Rezension

Kein Beitrag, um Männer zu verstehen

Die Herzen der Männer
von Nickolas Butler

Bewertet mit 3 Sternen

Schade, das Buch hat so gut begonnen und wurde dann leider zusehends schwächer. Vielleicht liegt es daran, dass ich als Frau nicht zu dem Leserkreis der Männer gehöre, die das Buch ansprechen will, wie schon sein Titel vermuten lässt. Jedenfalls stehen im Mittelpunkt drei Generationen von Männern.

Die Geschichte beginnt in Wisconsin im Jahr 1962, als der Protagonist Nelson 13 Jahre alt ist. Er ist ein cleverer und sensibler Junge, Außenseiter, vom Vater ungeliebt.
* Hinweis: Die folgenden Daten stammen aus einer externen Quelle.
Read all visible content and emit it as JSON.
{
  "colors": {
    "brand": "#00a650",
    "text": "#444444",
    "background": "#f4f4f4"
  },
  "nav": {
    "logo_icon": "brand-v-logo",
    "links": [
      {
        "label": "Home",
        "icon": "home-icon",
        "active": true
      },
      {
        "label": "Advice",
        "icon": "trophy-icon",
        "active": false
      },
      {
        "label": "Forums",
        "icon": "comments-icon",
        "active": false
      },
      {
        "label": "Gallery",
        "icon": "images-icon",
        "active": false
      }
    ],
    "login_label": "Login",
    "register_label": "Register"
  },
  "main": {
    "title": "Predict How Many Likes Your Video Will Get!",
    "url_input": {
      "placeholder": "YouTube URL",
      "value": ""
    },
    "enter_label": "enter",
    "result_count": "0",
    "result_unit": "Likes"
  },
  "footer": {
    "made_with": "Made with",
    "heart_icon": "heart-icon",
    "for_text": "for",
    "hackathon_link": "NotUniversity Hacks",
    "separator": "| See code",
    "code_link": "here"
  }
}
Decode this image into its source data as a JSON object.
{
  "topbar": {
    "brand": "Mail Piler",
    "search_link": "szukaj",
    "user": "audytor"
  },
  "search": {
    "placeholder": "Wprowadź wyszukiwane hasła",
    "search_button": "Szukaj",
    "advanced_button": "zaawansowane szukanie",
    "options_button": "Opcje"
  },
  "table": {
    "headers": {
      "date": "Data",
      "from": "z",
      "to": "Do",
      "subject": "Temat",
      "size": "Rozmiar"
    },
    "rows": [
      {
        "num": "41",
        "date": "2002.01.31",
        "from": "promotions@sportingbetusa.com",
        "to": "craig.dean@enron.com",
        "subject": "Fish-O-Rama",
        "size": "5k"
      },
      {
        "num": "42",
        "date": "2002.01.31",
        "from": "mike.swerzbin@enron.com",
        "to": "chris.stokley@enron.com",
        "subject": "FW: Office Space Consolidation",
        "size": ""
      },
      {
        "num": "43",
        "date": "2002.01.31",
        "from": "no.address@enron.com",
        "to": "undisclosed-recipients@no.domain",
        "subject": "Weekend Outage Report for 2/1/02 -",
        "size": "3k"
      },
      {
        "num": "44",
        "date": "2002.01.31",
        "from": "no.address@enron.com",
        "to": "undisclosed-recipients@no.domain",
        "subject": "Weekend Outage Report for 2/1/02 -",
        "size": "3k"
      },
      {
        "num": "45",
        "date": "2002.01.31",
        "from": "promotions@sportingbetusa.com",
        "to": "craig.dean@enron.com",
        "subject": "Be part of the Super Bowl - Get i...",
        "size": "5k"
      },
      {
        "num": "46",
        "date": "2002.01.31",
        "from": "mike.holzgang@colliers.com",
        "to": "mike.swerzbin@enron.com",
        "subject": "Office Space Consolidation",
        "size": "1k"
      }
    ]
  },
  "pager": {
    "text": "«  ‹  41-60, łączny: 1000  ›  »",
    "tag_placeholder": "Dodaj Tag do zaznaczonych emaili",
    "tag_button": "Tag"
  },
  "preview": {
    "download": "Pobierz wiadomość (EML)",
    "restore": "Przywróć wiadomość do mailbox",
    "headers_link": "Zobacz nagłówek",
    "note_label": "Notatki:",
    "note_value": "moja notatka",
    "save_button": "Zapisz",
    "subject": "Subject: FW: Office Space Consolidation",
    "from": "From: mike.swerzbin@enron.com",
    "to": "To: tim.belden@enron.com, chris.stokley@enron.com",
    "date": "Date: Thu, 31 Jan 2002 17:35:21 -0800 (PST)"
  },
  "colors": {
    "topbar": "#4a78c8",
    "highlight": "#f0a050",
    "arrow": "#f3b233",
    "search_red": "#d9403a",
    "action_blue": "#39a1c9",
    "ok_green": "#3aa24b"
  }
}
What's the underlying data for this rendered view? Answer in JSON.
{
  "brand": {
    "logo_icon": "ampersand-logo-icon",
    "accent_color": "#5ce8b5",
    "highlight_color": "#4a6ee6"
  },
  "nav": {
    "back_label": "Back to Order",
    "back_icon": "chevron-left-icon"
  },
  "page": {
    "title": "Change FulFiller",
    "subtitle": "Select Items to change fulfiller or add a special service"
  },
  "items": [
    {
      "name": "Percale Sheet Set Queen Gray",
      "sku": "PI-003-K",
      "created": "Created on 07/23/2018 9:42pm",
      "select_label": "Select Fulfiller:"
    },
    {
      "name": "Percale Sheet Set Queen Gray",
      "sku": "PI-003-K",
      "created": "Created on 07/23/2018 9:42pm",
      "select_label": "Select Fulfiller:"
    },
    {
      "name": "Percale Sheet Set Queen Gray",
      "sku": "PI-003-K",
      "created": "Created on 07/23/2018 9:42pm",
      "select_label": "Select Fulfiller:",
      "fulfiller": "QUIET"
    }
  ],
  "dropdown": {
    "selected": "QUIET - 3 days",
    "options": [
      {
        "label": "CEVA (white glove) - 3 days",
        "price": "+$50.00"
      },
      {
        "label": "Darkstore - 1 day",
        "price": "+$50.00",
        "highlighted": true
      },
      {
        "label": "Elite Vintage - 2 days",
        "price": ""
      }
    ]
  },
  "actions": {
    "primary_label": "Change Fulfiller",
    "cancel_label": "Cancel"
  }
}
In dem etwas älteren Jonathan, Pfadfinder wie er, scheint er endlich den ersehnten Freund zu finden und wird obendrein noch vom alten Pfadfinderführer unter seine Fittiche genommen, der seine Fähigkeiten zu schätzen und zu fördern weiß. In dem ersten Abschnitt über Nelsons Aufenthalt im Pfadfinderlager wird er als Person wirklich gut dargestellt und als Leser fühlt man mit ihm – mit seiner Einsamkeit, seinem Wunsch nach Freundschaft und väterlicher Zuwendung, seinem Konflikt, als er mehrere moralisch fragwürdige Entscheidungen zu treffen hat. Die weiteren beiden Hauptabschnitte, die zusammen mit dem ersten über das Band des Pfadfindertums verknüpft sind, konnten mich dann nicht wirklich fesseln, einige Geschehnisse haben mich sogar abgestoßen. Der zweite ist Jonathan im Erwachsenenalter im Jahr 1996 gewidmet. Viel zu langatmig und ausführlich wird geschildert, wie Jonathan aus seinem 16jährigen Sohn einen richtigen Mann machen will, indem er ihn zu einer Prostituierten führt und ihm seine bevorstehende Scheidung über die eingefädelte Bekanntschaft mit seiner Geliebten schmackhaft macht. Alles ist Jonathans Sympathiewerten abträglich. Im dritten Teil, wir sind jetzt im Jahr 2019, stehen Jonathans Enkel und seine Schwiegertochter wiederum im Pfadfinderlager im Mittelpunkt. Endlich rückt einmal eine Frau in den Fokus, um dann aber auf das Klischee einer Zielscheibe für Männer (wie schon besagte Prostituierte) herabgewürdigt zu werden, während der Enkel zum Helden gemacht wird.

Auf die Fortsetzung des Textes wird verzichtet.